Однако ни яйца, ни птенцы Роберта не интересовали. Он и в детстве-то не слишком стремился к подобным забавам и, найдя что-то подобное, больше интересовался повадками его обитателей, чем видом крови и трепыхания беспомощных жертв. Мальчишки, конечно, смеялись, но лишь до того времени, пока не выяснилось, что с возрастом эта пустая трата времени сделала его куда лучшим охотником, чем те, какими выросли разорители гнезд. Ибо по одному свисту безобидных и бесполезных с виду пичуг он безошибочно узнавал о передвижениях куда более крупного зверя и на память помнил столько лесных закоулков, овражков и болот, что в нормальные годы не было ни дня, когда он возвращался в дом с пустыми руками. Но сейчас ни о какой охоте не могло быть и речи, а потому и привычные исследования его не заинтересовали. Ему просто хотелось спать, веки его сомкнулись, и усталость уступила место покою, непременно ведущему за собой самые необычные и красочные сны.
* * *
Они неторопливо ехали вдоль края обширной луговины. Молодой мужчина и девушка, едва ли намного старше шестнадцати лет. Великолепный вороной жеребец так и красовался перед ни в чем не уступавшей ему подругой, но хозяин привычно держал его в узде и бедолаге оставалось лишь норовисто всхрапывать в ответ да прядать ушами в надежде на то, что какой-то неожиданный звук позволит ему испуганно отпрянуть в сторону, хоть на мгновение выйдя из-под власти седока, а потом... Однако никакого "потом" не случалось. Рыжая кобылка, как ни в чем не бывало, степенно вышагивала рядом и ни сбрасывать всадницу, ни убегать в луга не собиралась. Лишь косилась на разыгравшегося спутника и, коротко встряхивая гривой, как будто говорила ему о том, что из его затеи ничего не выйдет.
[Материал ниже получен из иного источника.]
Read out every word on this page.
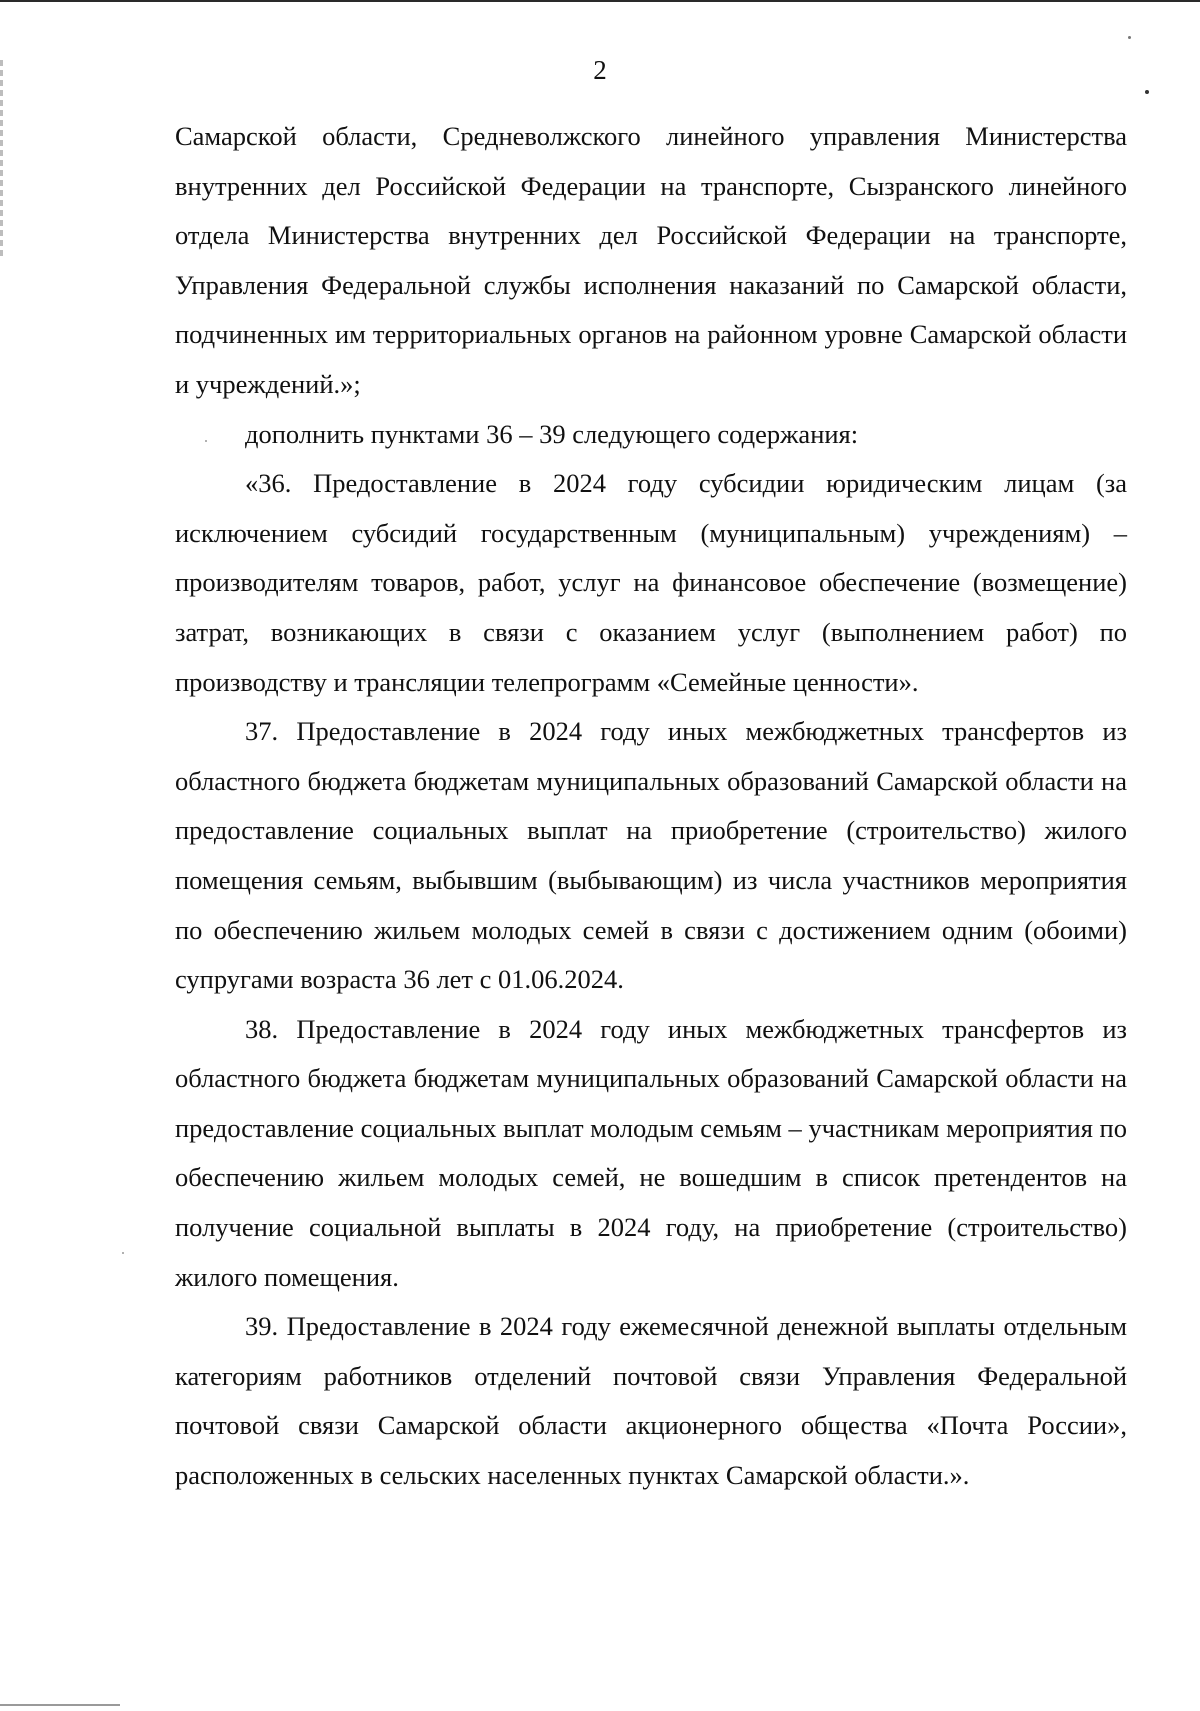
2

Самарской области, Средневолжского линейного управления Министерства внутренних дел Российской Федерации на транспорте, Сызранского линейного отдела Министерства внутренних дел Российской Федерации на транспорте, Управления Федеральной службы исполнения наказаний по Самарской области, подчиненных им территориальных органов на районном уровне Самарской области и учреждений.»;

дополнить пунктами 36 – 39 следующего содержания:

«36. Предоставление в 2024 году субсидии юридическим лицам (за исключением субсидий государственным (муниципальным) учреждениям) – производителям товаров, работ, услуг на финансовое обеспечение (возмещение) затрат, возникающих в связи с оказанием услуг (выполнением работ) по производству и трансляции телепрограмм «Семейные ценности».

37. Предоставление в 2024 году иных межбюджетных трансфертов из областного бюджета бюджетам муниципальных образований Самарской области на предоставление социальных выплат на приобретение (строительство) жилого помещения семьям, выбывшим (выбывающим) из числа участников мероприятия по обеспечению жильем молодых семей в связи с достижением одним (обоими) супругами возраста 36 лет с 01.06.2024.

38. Предоставление в 2024 году иных межбюджетных трансфертов из областного бюджета бюджетам муниципальных образований Самарской области на предоставление социальных выплат молодым семьям – участникам мероприятия по обеспечению жильем молодых семей, не вошедшим в список претендентов на получение социальной выплаты в 2024 году, на приобретение (строительство) жилого помещения.

39. Предоставление в 2024 году ежемесячной денежной выплаты отдельным категориям работников отделений почтовой связи Управления Федеральной почтовой связи Самарской области акционерного общества «Почта России», расположенных в сельских населенных пунктах Самарской области.».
Сбруя на обеих лошадях отличалась изяществом и простотой. Но кажущаяся эта простота ничуть не мешала яркому летнему солнцу едва заметно поблескивать на серебряных бляшках отделки, играя в пятнашки с трепетом ближайшей листвы и почти такими же бликами, то и дело вспыхивавшими в одежде и волосах всадников.
Луговина простиралась перед ними, колосясь невысокой травой и где-то там — за горизонтом — очевидно, переходя в обширные холмистые пустоши, но лесная опушка, зеленевшая совсем неподалеку, не позволяла ей превратиться в степь. Что-то неуловимое невольно роднило ее с уже виденным когда-то Волшебным лесом, но через некоторое время стало ясно, что это место c окрестностями неведомого дворца связывает не пейзаж. Волшебством тянуло от всадников, таких непохожих, но друг с другом и со всем, что их окружало, составлявших, казалось, единое целое.
Старший из них был черноволос, и выглядел скорее воином, чем магом. Его удивительные темно-зеленые глаза невольно приковывали взгляд, а движения были уверенными и не лишенными лихости человека, привыкшего к тому, что ни его силе, ни его молодости не прекословят. Он почти дурачился, радуясь дальней прогулке, и чернота шелка и кожи его в меру сдержанного одеяния лишь подчеркивала то, что со своей точки зрения он имеет право на все. На войну, на высокомерие, на любовь...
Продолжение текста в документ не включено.